Robotic warfare is riddled with many ethical issues. Because the most hideous cost of war is the loss of human lives a military power that can deploy a robot army will be less hesitant to do so. What interests me however in robot warfare is how military AI technology is developed away from the political and philosophical spotlights that scrutinize civilian  research.

War seems to be an intricate part of our primate nature. Our cousin species, the chimpanzees, are known to stage wars in the Congo. History and anthropology show us that warring human societies have different needs than peaceful ones. Willing to sacrifice one’s life in the battlefield may appear heroic to many but, as many poets since Euripides have shown us, it is ultimately pointless; an act of abject nihilism. Militarism is the ideology that sanctions forcing of one’s will against another not by argument or persuasion, but by the application of superior firepower.
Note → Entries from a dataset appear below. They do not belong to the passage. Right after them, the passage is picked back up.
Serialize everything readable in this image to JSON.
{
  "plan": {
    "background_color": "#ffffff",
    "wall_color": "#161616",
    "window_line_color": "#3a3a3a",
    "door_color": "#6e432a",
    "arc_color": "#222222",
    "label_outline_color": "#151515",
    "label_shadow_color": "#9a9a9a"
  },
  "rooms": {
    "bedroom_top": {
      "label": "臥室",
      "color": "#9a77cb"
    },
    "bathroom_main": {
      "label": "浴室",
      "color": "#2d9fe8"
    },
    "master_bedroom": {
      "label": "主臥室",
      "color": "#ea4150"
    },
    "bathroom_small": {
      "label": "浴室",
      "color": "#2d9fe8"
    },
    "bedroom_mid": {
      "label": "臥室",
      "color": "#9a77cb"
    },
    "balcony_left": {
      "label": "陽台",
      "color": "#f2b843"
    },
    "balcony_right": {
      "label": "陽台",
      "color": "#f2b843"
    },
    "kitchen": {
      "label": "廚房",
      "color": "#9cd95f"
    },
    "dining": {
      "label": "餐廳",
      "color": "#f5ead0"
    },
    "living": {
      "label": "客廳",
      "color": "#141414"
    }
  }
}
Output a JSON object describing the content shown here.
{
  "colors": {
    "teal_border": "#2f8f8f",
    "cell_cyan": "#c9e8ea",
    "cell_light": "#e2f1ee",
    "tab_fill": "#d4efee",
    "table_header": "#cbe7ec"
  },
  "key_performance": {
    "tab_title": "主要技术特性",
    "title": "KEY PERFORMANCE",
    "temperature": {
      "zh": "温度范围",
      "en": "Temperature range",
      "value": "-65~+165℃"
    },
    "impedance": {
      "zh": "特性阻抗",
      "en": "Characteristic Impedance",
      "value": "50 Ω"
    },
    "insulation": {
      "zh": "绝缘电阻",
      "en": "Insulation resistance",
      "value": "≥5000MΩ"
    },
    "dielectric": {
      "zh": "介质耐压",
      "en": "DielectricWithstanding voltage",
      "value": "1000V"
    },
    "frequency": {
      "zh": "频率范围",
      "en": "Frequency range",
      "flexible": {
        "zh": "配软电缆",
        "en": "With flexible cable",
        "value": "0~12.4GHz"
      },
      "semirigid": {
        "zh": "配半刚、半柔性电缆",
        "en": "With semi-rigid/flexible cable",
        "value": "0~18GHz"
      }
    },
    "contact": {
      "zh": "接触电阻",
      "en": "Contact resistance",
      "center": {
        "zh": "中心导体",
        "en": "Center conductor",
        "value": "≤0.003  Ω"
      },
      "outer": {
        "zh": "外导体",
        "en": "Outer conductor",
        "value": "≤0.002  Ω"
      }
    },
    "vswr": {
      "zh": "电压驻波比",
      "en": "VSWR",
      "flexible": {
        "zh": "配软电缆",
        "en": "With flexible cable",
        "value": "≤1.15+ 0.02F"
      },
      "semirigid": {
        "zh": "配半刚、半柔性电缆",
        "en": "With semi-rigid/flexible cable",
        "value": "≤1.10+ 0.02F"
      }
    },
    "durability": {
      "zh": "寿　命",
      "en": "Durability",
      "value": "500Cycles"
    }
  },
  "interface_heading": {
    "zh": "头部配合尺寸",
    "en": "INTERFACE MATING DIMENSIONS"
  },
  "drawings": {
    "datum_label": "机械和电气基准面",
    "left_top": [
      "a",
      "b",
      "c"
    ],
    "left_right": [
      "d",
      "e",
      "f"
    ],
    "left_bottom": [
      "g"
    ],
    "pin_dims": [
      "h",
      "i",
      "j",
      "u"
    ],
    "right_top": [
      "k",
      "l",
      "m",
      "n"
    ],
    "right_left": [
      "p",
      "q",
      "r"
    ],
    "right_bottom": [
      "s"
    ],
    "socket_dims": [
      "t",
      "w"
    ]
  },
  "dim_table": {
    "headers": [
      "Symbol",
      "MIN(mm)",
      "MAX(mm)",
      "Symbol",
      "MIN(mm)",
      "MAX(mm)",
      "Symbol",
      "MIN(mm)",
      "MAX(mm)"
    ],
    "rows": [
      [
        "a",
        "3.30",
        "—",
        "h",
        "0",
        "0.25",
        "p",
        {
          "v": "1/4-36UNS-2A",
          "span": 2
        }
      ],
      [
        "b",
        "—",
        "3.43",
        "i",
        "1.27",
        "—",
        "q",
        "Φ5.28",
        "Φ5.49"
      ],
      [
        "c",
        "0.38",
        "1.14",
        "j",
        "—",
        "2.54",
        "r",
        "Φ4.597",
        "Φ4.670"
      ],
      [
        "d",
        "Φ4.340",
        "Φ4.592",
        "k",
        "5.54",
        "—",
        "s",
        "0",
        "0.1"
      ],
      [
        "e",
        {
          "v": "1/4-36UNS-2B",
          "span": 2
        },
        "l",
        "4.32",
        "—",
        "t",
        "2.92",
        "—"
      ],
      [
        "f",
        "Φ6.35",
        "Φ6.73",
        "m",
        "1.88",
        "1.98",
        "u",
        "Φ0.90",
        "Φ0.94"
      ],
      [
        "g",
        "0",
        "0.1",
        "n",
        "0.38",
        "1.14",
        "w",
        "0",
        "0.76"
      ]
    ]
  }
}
This nihilistic view of the world has no qualms to develop unfriendly AI in order to win.

Our only defense against a militaristic, anti-humanist, worldview is to strengthen the international institutions that prevent us from going to war. Indeed, we must design systems for resolving crises where war is not an option. A peaceful world where war is pointless will give us the time to determine, and direct, our technological advancement towards a humanistic future. Our future survival is a matter of political choice, and applied game theory.